Сандерус задумался над ответом, во-первых, потому что сам хорошенько не знал, а во-вторых, он подумал, что, держа рыцаря в неизвестности, получит над ним некоторое преимущество и сумеет его лучше использовать. Он уже решил, что надо держаться за этого рыцаря, у которого была хорошая свита и все необходимое. Сандерус знал толк в людях и вещах. Крайняя молодость Збышки позволяла ему предполагать, что это пан благородный, неосторожный и легко сорящий деньгами. Он уже заметил дорогие миланские латы и огромных боевых коней, которыми не мог владеть первый встречный; поэтому он решил, что при этом юноше ему обеспечено и гостеприимство при дворах, и достаточно случаев продать индульгенции, и безопасность в дороге, и наконец — достаточное пропитание, которое ему нужно было прежде всего.

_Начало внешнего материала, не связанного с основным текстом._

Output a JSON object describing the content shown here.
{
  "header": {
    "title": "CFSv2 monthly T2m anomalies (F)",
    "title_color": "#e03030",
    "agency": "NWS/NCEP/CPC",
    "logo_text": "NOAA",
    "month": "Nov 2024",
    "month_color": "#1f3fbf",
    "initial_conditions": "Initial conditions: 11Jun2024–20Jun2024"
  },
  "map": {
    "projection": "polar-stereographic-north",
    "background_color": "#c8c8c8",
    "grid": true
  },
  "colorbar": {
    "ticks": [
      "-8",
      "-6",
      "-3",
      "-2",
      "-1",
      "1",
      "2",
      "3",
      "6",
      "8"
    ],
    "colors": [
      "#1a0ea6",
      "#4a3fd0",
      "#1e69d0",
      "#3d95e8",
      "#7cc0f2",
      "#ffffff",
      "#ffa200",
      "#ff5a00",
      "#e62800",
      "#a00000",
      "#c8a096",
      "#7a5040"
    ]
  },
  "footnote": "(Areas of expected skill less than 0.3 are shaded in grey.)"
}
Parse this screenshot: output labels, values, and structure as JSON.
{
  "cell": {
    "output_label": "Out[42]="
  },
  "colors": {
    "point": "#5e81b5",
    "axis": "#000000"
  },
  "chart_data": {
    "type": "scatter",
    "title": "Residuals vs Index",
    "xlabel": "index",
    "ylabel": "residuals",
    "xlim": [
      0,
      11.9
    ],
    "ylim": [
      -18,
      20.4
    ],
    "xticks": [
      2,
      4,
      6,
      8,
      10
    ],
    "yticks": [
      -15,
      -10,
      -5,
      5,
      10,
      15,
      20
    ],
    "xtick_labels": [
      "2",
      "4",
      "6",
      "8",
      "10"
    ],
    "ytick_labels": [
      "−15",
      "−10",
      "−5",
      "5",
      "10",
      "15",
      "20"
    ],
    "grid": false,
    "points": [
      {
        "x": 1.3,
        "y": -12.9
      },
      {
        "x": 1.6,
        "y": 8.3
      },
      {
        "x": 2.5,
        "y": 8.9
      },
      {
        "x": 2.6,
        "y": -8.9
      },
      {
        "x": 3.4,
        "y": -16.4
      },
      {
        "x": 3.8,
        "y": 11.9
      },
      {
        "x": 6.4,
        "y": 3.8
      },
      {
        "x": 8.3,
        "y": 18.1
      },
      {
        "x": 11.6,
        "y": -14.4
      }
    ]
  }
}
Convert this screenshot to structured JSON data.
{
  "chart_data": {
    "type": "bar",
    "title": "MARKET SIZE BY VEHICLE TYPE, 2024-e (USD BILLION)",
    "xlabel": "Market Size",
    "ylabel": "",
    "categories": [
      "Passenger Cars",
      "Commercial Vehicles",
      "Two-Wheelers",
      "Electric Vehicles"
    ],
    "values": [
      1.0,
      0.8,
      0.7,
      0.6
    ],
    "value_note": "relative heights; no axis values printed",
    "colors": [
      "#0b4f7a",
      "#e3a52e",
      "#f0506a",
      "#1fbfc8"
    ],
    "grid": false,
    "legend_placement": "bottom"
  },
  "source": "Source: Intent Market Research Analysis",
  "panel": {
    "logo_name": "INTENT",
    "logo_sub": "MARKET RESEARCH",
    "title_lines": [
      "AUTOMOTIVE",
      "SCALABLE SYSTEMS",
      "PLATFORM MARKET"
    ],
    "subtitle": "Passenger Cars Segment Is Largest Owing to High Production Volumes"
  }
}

Поэтому, услышав вопрос Збышки, он наморщил лоб, поднял глаза кверху, как бы напрягая память, и отвечал:
— Панна Данута, дочь Юранда… А откуда она?
— Данута, дочь Юранда, из Спыхова.
— Видал-то я всех их, да как которую звали, не очень помню.
— Совсем еще молоденькая. Она на лютне играет и развлекает княгиню песнями.
— А… молоденькая… на лютне играет… выходили и молоденькие… Она не черная, как агат?
Збышко вздохнул с облегчением.
— Это не та. Та бела, как снег, только щеки у нее румяные и белокурая. Сандерус отвечал:
— Одна, черная, как агат, осталась при княгине, а другие почти все вышли замуж.
— Но ведь ты говоришь, что "почти все", значит, не все до единой? Ради бога, если ты хочешь получить от меня что-нибудь, припомни.
— Этак дня в три, в четыре я бы припомнил, а всего приятнее было бы мне получить коня, который вез бы меня и святые мои товары.
— Так получишь его, скажи только правду.
Тут чех, с самого начала слушавший этот разговор и усмехавшийся в руку, проговорил:
— Правда будет известна при мазовецком дворе. Сандерус пристально посмотрел на него и сказал:
— А ты думаешь, я боюсь мазовецкого двора?
— Я не говорю, что ты боишься мазовецкого двора, а говорю только, что ни сейчас, ни через три дня не уехать тебе на этом коне, а если окажется, что ты соврал, то и на собственных ногах тебе не убраться, потому что его милость велит их тебе переломать.
— Обязательно, — сказал Збышко.
Сандерус подумал, что ввиду такого обещания лучше быть осторожным, и отвечал:
— Если бы я хотел солгать, то ответил бы сразу, что она замуж вышла или что не вышла, а я сказал: не помню. Если бы был у тебя ум, то по этому ответу ты бы сразу постиг мою добродетель.
— Не брат мой ум твоей добродетели, потому что она, пожалуй, псу родная сестра.
— Не лает моя добродетель, как твой ум, а кто при жизни лает, тому, может статься, после смерти придется выть.
— Это верно, что добродетель твоя не будет выть после смерти: она будет скрежетать зубами, если только не потеряет их при жизни, на службе у дьявола.
И они стали браниться, потому что язык у чеха был "хорошо привешен", и на каждое слово немца он находил два. Но тем временем Збышко приказал готовиться к отъезду, и вскоре они тронулись в путь, расспросив наперед хорошенько бывалых людей о дороге в Ленчицу. Выехав из Серадзи, они вскоре вступили в глухие леса, которыми была покрыта большая часть страны. Но среди этих лесов шла большая дорога, местами даже окопанная канавами, местами же, на низинах, вымощенная кругляками: память о хозяйстве короля Казимира. Правда, после его смерти, во время военной смуты, возникшей благодаря наленчам и гжимальтам, дороги пришли в некоторый упадок, но при Ядвиге, после успокоения королевства, снова в руках пришлого люда заходили на болотах лопаты, в лесах — топоры, и под конец ее жизни купец уже мог вести нагруженные свои воза из города в город, не боясь, что они сломаются на выбоинах или завязнут в грязи. Опасность на дорогах могли представлять разве только дикие звери да разбойники, но от зверей по ночам охраной служил огонь, а днем — лук, разбойников же и бродяг было здесь меньше, чем в пограничных местностях. Впрочем, тому, кто ехал с вооруженным отрядом, можно было ничего не бояться.